Arnold Schwarzenegger and Abigail Breslin star in this horror-drama about Maggie, a teenage girl who becomes infected by a disease that slowly turns the aforementioned infected into flesh-craving zombies. As she goes through this transformation, protective and caring father Wade (Schwarzenegger) stays by her side and stops neighbors and police officers from causing harm to his daughter as he himself must decide if whether to send Maggie to quarantine or give her a cocktail of drugs that will give her a peaceful death.
Way more about dealing with the inevitable loss of a loved one than it is Arnold Schwarzenegger fighting off zombies, Maggie actually has a lot of emotional depth in it. Arnie isn’t the usual gun-toting action hero we have grown accustomed to him being – although he does re-kill a few undead – instead playing a loving father who just wants to care for his daughter. There are some hard-hitting scenes in this movie too, given extra weight by the incredible acting from Schwarzenegger and Breslin.
One that sticks in mind is when Maggie goes out to the woods and sees a pair of zombies approaching her, one a man and one a little girl.
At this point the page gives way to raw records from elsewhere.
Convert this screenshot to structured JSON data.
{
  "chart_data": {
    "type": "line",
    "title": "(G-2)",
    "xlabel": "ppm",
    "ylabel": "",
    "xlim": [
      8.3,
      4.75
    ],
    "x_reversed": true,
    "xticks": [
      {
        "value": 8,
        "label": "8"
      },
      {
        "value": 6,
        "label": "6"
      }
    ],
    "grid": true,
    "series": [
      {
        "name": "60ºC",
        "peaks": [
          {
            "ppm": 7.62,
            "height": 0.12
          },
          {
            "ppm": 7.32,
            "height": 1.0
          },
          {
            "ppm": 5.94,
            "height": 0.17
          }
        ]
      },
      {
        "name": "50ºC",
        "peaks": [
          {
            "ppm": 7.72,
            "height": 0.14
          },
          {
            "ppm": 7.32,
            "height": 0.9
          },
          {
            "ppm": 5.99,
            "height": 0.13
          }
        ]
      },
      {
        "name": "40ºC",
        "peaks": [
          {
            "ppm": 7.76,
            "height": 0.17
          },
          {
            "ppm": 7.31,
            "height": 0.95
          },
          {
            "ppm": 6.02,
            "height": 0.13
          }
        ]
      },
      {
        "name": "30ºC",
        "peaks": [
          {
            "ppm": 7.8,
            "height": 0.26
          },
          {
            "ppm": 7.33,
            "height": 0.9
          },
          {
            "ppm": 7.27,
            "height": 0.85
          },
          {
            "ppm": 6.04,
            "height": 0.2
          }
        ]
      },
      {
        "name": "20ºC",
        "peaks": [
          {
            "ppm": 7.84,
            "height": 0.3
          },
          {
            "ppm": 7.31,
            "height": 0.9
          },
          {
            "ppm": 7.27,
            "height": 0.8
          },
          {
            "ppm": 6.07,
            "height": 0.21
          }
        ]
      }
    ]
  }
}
Wade has no choice but to step in and kill the pair. Later that night he is confronted by the mother/wife of the dead and it is heartbreaking to see the loss she has suffered. Wade knows he too will have to face this later on and the knowledge of that is crushing for both him and the audience.
And this isn’t your usual fast-acting, World War Z zombie virus either. After infection it takes a person days to turn, and the transition is a slow one. Maggie looks completely normal even 24 hours after being bitten, and she slowly starts to turn paler, her eyes lose color, veins become more pronounced and her appetite goes. At times it feels like this zombie virus is used as a more alluring way to show the tragedies of terminal illness. You feel like they could’ve changed it from a zombie bite to cancer, from quarantine to chemo, and the crux of the story would still be largely unchanged.
As great as a lot of these elements are I ultimately can’t quite give the movie a “WATCH IT” rating because it meanders far too often. But I highly highly recommend that you stream Maggie and be as emotionally impacted by the story as I was.